Are You Holding on to the Monkey?

Friday, November 30, 2012
I had this interesting conversation with a General Manager (whose name I cannot reveal) of the largest Seminar company in the world. We were just talking about staff issues and how sometimes the managers of a company like to take on the responsibilities of their staff and try to solve all their problems. They sometimes feel responsible if their staff can't deal with their own problems and try very hard to reassure their colleagues that "we'll pull through this together, I just need to think of a way out".
I call this syndrome: Holding on to the monkey.
Allow me to explain.
What is the monkey? The monkey is a personification of typical problems that your staff or colleagues face in their everyday work. Everyone has their own set of monkeys and it does affect their daily work. But what they do with it is important.
For most people, whenever they face a monkey or monkeys (many problems at the same time), they will usually go to their managers and ask for help. They share with their managers how it affects them and look for advice.
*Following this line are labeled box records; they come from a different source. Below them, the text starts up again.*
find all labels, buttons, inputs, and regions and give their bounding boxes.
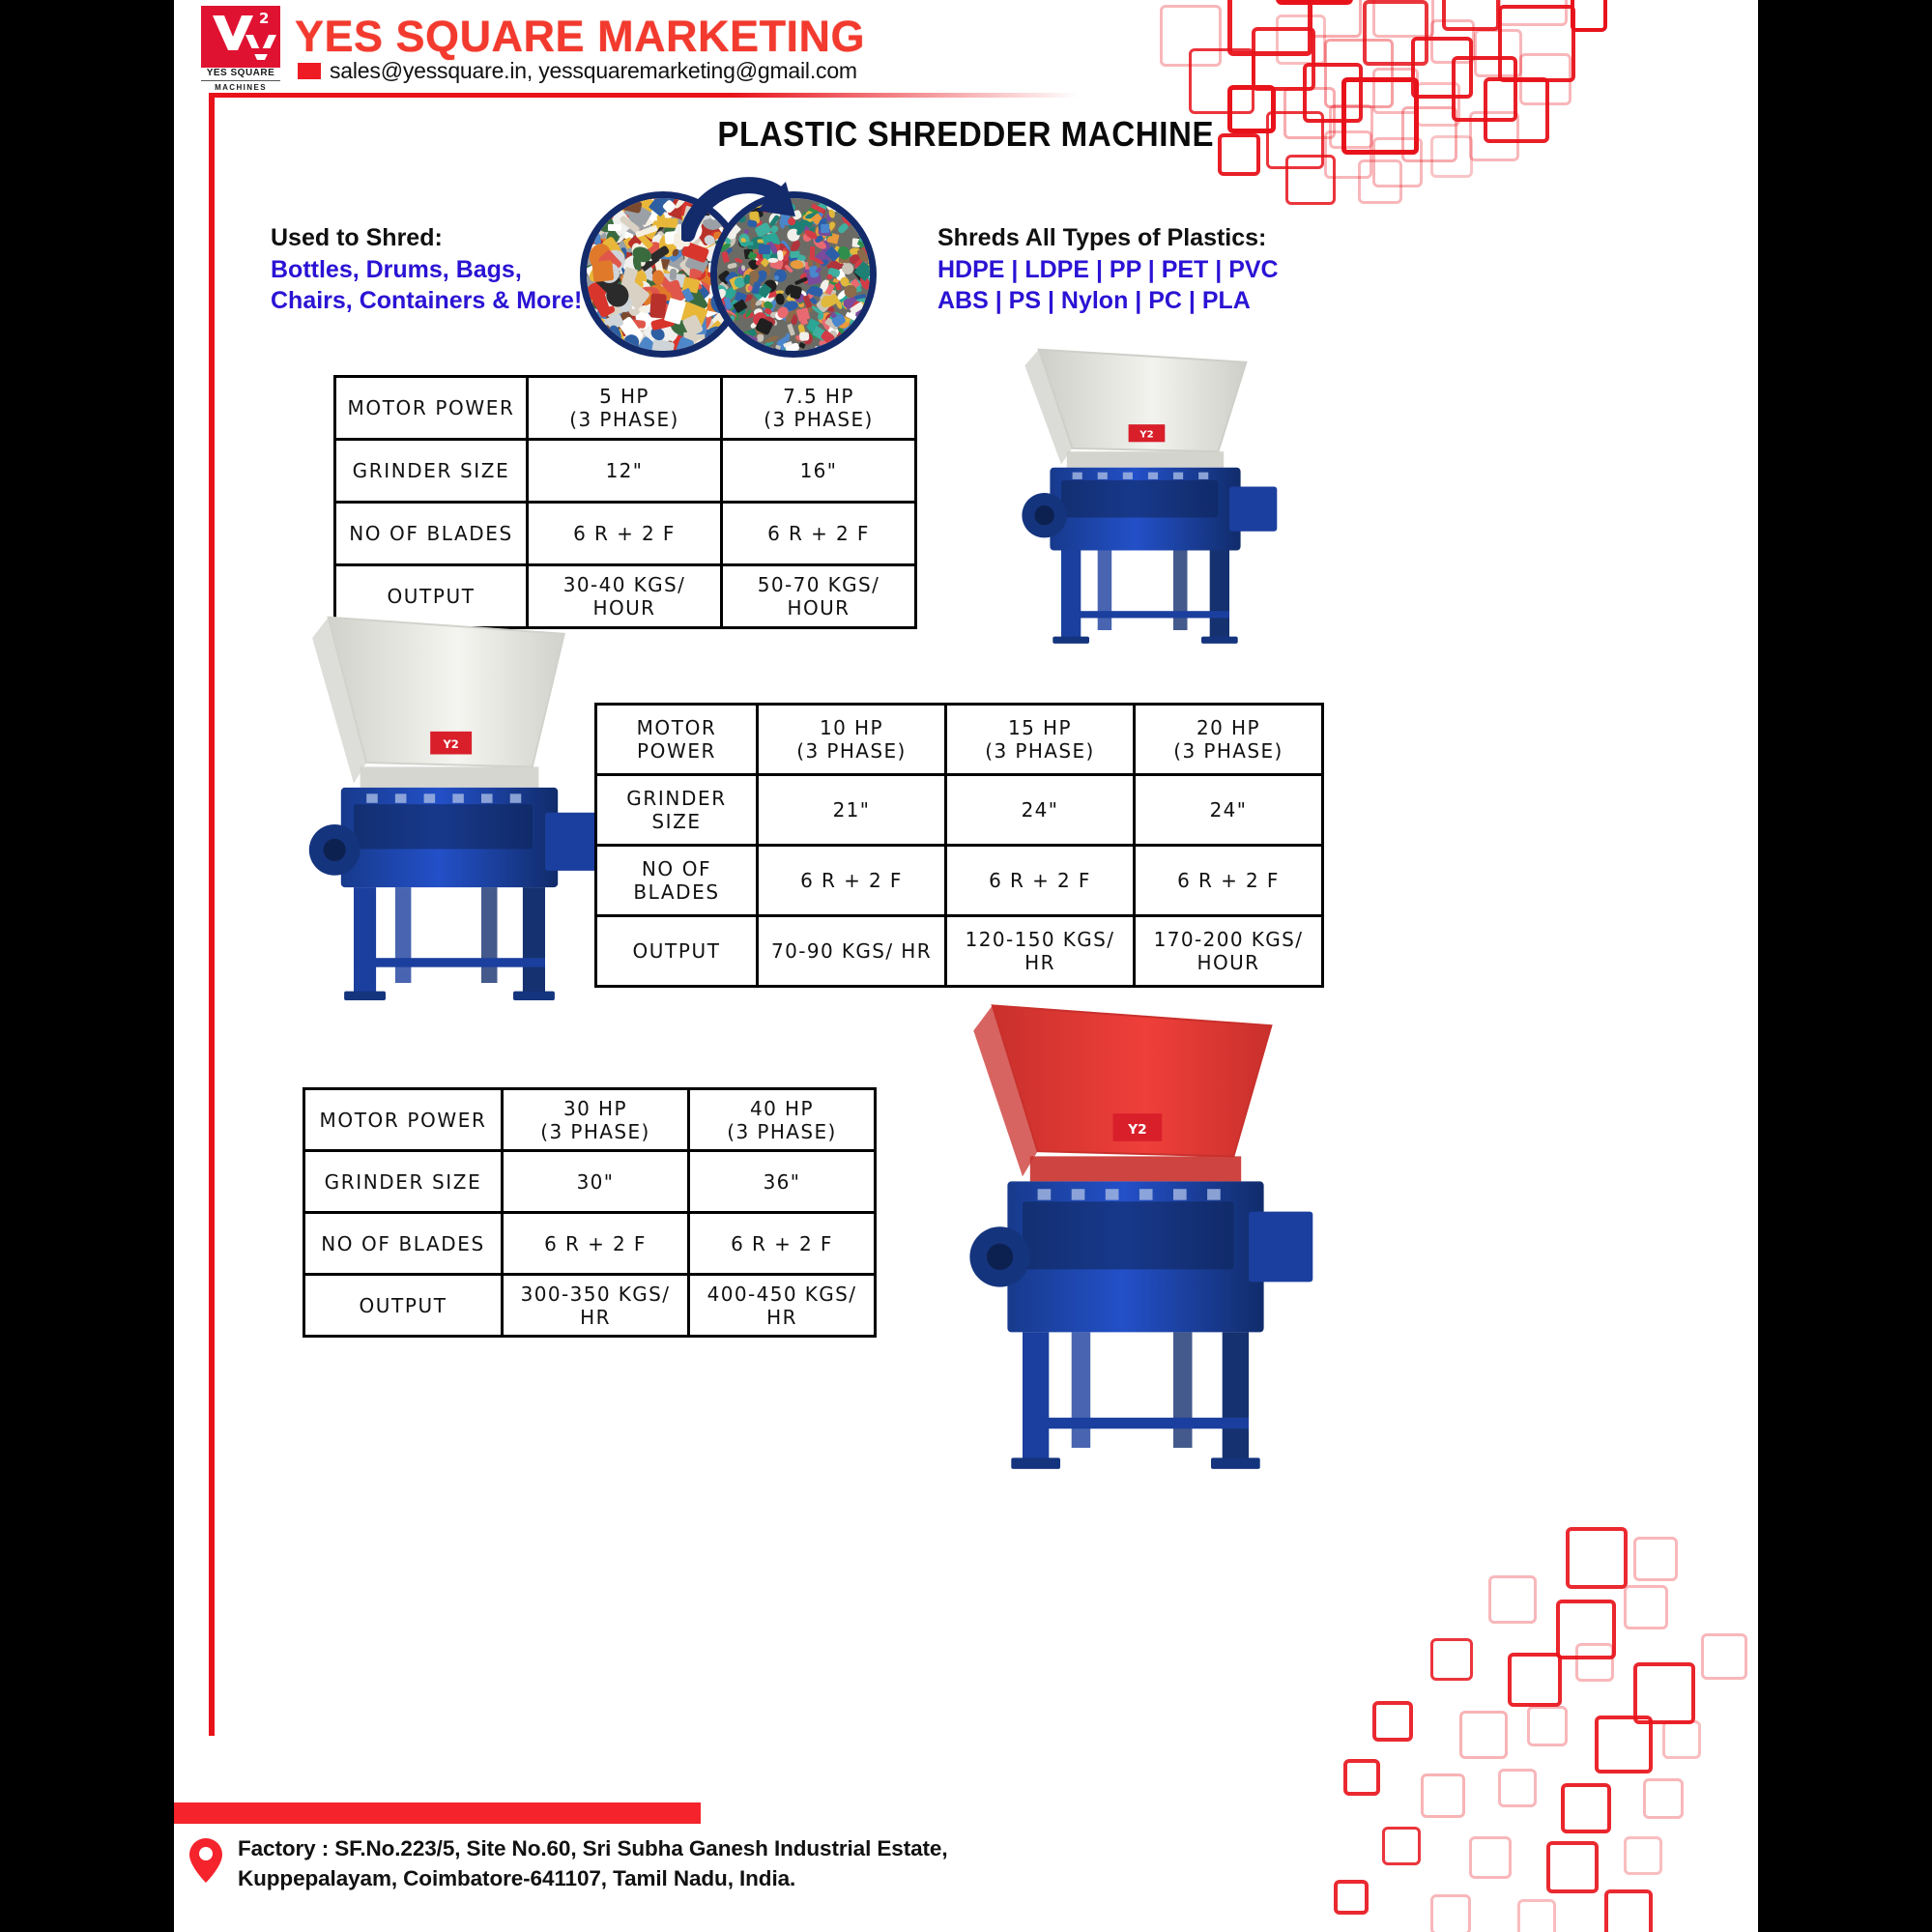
decorative-square bbox=[1527, 1706, 1568, 1746]
location-pin-icon bbox=[189, 1838, 222, 1883]
row-value: 6 R + 2 F bbox=[1135, 846, 1323, 916]
row-value: 6 R + 2 F bbox=[758, 846, 946, 916]
decorative-square bbox=[1343, 1759, 1380, 1796]
decorative-square bbox=[1575, 1643, 1614, 1682]
machine-illustration: Y2 bbox=[290, 609, 609, 1024]
row-value: 12" bbox=[528, 440, 722, 503]
decorative-square bbox=[1498, 1769, 1537, 1807]
row-value: 20 HP(3 PHASE) bbox=[1135, 705, 1323, 775]
decorative-square bbox=[1595, 1716, 1653, 1773]
row-value: 50-70 KGS/ HOUR bbox=[722, 565, 916, 628]
row-value: 15 HP(3 PHASE) bbox=[946, 705, 1135, 775]
row-label: MOTOR POWER bbox=[304, 1089, 503, 1151]
table-row: MOTOR POWER30 HP(3 PHASE)40 HP(3 PHASE) bbox=[304, 1089, 876, 1151]
process-arrow-icon bbox=[681, 174, 807, 242]
company-logo: 2 YES SQUARE MACHINES bbox=[201, 6, 280, 87]
used-to-shred-heading: Used to Shred: bbox=[271, 224, 443, 252]
decorative-square bbox=[1358, 159, 1402, 204]
table-row: NO OF BLADES6 R + 2 F6 R + 2 F bbox=[304, 1213, 876, 1275]
svg-text:2: 2 bbox=[259, 10, 269, 27]
row-label: OUTPUT bbox=[304, 1275, 503, 1337]
header-rule bbox=[209, 93, 1079, 98]
decorative-square bbox=[1604, 1889, 1653, 1932]
row-value: 24" bbox=[1135, 775, 1323, 846]
used-to-shred-line2: Chairs, Containers & More! bbox=[271, 287, 582, 315]
email-row: sales@yessquare.in, yessquaremarketing@g… bbox=[298, 58, 857, 84]
table-row: NO OF BLADES6 R + 2 F6 R + 2 F bbox=[335, 503, 916, 565]
envelope-icon bbox=[298, 63, 321, 79]
row-value: 7.5 HP(3 PHASE) bbox=[722, 377, 916, 440]
decorative-square bbox=[1372, 1701, 1413, 1742]
row-value: 40 HP(3 PHASE) bbox=[689, 1089, 876, 1151]
decorative-square bbox=[1643, 1778, 1684, 1819]
svg-text:Y2: Y2 bbox=[1139, 429, 1153, 440]
svg-text:Y2: Y2 bbox=[1127, 1122, 1146, 1138]
table-row: NO OFBLADES6 R + 2 F6 R + 2 F6 R + 2 F bbox=[596, 846, 1323, 916]
row-label: GRINDER SIZE bbox=[335, 440, 528, 503]
table-row: GRINDER SIZE21"24"24" bbox=[596, 775, 1323, 846]
row-value: 16" bbox=[722, 440, 916, 503]
shreds-types-line2: ABS | PS | Nylon | PC | PLA bbox=[937, 287, 1251, 315]
poster-page: 2 YES SQUARE MACHINES YES SQUARE MARKETI… bbox=[0, 0, 1932, 1932]
machine-illustration: Y2 bbox=[1005, 343, 1285, 662]
row-value: 6 R + 2 F bbox=[946, 846, 1135, 916]
row-label: GRINDER SIZE bbox=[596, 775, 758, 846]
logo-label-primary: YES SQUARE bbox=[201, 68, 280, 78]
page-title: PLASTIC SHREDDER MACHINE bbox=[174, 114, 1758, 155]
decorative-square bbox=[1488, 1575, 1537, 1624]
footer-address-line1: Factory : SF.No.223/5, Site No.60, Sri S… bbox=[238, 1836, 947, 1861]
shreds-types-heading: Shreds All Types of Plastics: bbox=[937, 224, 1266, 252]
decorative-square bbox=[1421, 1773, 1465, 1818]
decorative-square bbox=[1517, 1899, 1556, 1932]
row-label: GRINDER SIZE bbox=[304, 1151, 503, 1213]
row-value: 5 HP(3 PHASE) bbox=[528, 377, 722, 440]
row-value: 10 HP(3 PHASE) bbox=[758, 705, 946, 775]
decorative-square bbox=[1701, 1633, 1747, 1680]
row-value: 70-90 KGS/ HR bbox=[758, 916, 946, 987]
shreds-types-line1: HDPE | LDPE | PP | PET | PVC bbox=[937, 256, 1279, 284]
row-value: 21" bbox=[758, 775, 946, 846]
decorative-square bbox=[1430, 1894, 1471, 1932]
used-to-shred-line1: Bottles, Drums, Bags, bbox=[271, 256, 522, 284]
svg-text:Y2: Y2 bbox=[442, 737, 458, 751]
page-title-text: PLASTIC SHREDDER MACHINE bbox=[718, 114, 1215, 155]
row-label: NO OFBLADES bbox=[596, 846, 758, 916]
left-frame-accent bbox=[209, 93, 215, 1736]
row-value: 6 R + 2 F bbox=[722, 503, 916, 565]
decorative-square bbox=[1382, 1827, 1421, 1865]
decorative-square bbox=[1508, 1653, 1562, 1707]
decorative-square bbox=[1459, 1711, 1508, 1759]
table-row: GRINDER SIZE12"16" bbox=[335, 440, 916, 503]
row-value: 30 HP(3 PHASE) bbox=[503, 1089, 689, 1151]
poster-sheet: 2 YES SQUARE MACHINES YES SQUARE MARKETI… bbox=[174, 0, 1758, 1932]
table-row: GRINDER SIZE30"36" bbox=[304, 1151, 876, 1213]
spec-table-2: MOTORPOWER10 HP(3 PHASE)15 HP(3 PHASE)20… bbox=[594, 703, 1324, 988]
decorative-square bbox=[1633, 1537, 1678, 1581]
table-row: OUTPUT300-350 KGS/ HR400-450 KGS/ HR bbox=[304, 1275, 876, 1337]
machine-photo-10hp: Y2 bbox=[290, 609, 609, 1024]
footer-address-line2: Kuppepalayam, Coimbatore-641107, Tamil N… bbox=[238, 1866, 795, 1891]
header: 2 YES SQUARE MACHINES YES SQUARE MARKETI… bbox=[174, 0, 1758, 104]
row-value: 30" bbox=[503, 1151, 689, 1213]
footer-accent-bar bbox=[174, 1802, 701, 1824]
decorative-square bbox=[1469, 1836, 1512, 1879]
table-row: MOTORPOWER10 HP(3 PHASE)15 HP(3 PHASE)20… bbox=[596, 705, 1323, 775]
decorative-square bbox=[1546, 1841, 1599, 1893]
row-label: OUTPUT bbox=[596, 916, 758, 987]
spec-table-1: MOTOR POWER5 HP(3 PHASE)7.5 HP(3 PHASE)G… bbox=[333, 375, 917, 629]
company-name: YES SQUARE MARKETING bbox=[295, 12, 865, 62]
row-value: 36" bbox=[689, 1151, 876, 1213]
decorative-square bbox=[1624, 1836, 1662, 1875]
machine-photo-5hp: Y2 bbox=[1005, 343, 1285, 662]
decorative-square bbox=[1430, 1638, 1473, 1681]
decorative-square bbox=[1334, 1880, 1369, 1915]
row-value: 6 R + 2 F bbox=[528, 503, 722, 565]
row-label: NO OF BLADES bbox=[335, 503, 528, 565]
table-row: OUTPUT70-90 KGS/ HR120-150 KGS/ HR170-20… bbox=[596, 916, 1323, 987]
row-label: MOTOR POWER bbox=[335, 377, 528, 440]
row-label: MOTORPOWER bbox=[596, 705, 758, 775]
table-row: MOTOR POWER5 HP(3 PHASE)7.5 HP(3 PHASE) bbox=[335, 377, 916, 440]
decorative-square bbox=[1285, 155, 1336, 205]
logo-mark-icon: 2 bbox=[201, 6, 280, 68]
decorative-square bbox=[1624, 1585, 1668, 1629]
spec-table-3: MOTOR POWER30 HP(3 PHASE)40 HP(3 PHASE)G… bbox=[303, 1087, 877, 1338]
logo-label-secondary: MACHINES bbox=[201, 80, 280, 92]
decorative-square bbox=[1566, 1527, 1628, 1589]
row-value: 6 R + 2 F bbox=[503, 1213, 689, 1275]
decorative-square bbox=[1561, 1783, 1611, 1833]
row-value: 170-200 KGS/ HOUR bbox=[1135, 916, 1323, 987]
row-value: 300-350 KGS/ HR bbox=[503, 1275, 689, 1337]
row-value: 120-150 KGS/ HR bbox=[946, 916, 1135, 987]
row-value: 6 R + 2 F bbox=[689, 1213, 876, 1275]
row-value: 24" bbox=[946, 775, 1135, 846]
before-after-illustration bbox=[580, 178, 899, 347]
row-label: NO OF BLADES bbox=[304, 1213, 503, 1275]
decorative-square bbox=[1662, 1720, 1701, 1759]
row-value: 400-450 KGS/ HR bbox=[689, 1275, 876, 1337]
decorative-squares-bottom-right bbox=[1314, 1546, 1758, 1932]
email-text: sales@yessquare.in, yessquaremarketing@g… bbox=[330, 58, 857, 84]
machine-illustration: Y2 bbox=[947, 995, 1324, 1498]
machine-photo-30hp: Y2 bbox=[947, 995, 1324, 1498]
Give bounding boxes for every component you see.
This is good but this is where the problem begins. They leave the monkey with the managers and expect them to solve it.
I personally know it very well because I have many clients who share with me that they have informed their boss about the problem and are waiting for their boss to give them the direction.
The boss however, is not able to deal with the problem quickly (sometimes they are travelling or have work piled up so high that his or her face is blocked by stacks of files and papers). The problem now becomes the boss' problem because the monkey is handled to him (or her). He becomes the bottleneck since everyone is waiting for him to give his 'valuable' input or turn on his 'messiah complex' to save the day with his brilliant ideas.

This is a huge mistake in most problem solving issues involving managers. They take on the problem themselves and hold onto their staff's monkey.
A general rule that you always need to remember: if you are the manager, never work harder than your direct reports. If it is their monkey, you are not doing justice to them by holding on to their monkey.
If you are the manager, never work harder than your direct reports
Before you get upset with me and say that I avoid solving problems, let me explain further.
I'm not saying that we should not listen to the problems of our staff and work with them to develop solutions. What I AM saying is that we should not hold on to the monkey. We work with them, but at the end of the session of brainstorming for solutions, we need to hand back the monkey to them. We allow them to take the responsibility of their own problems and empower them to solve it. We don't take on everything and say that we will settle it for them. Let them follow through the problem and ask them to get back to you if there are further obstacles to demolish. This is what solution focused brief coaching is all about. Help the person move from being problem focused to solution focused.
In fact, we are so nuts about it that in our training, we actually have the monkey sitting in front of our participants our Solution Focused Brief Coaching training.
Back to the conversation that I had with the General Manager, she was joking that she asked her managers to give her their pay if she solved all their major problems for themselves. It was a little mean, but her staff got the point. They know that she will work with them, but not for them.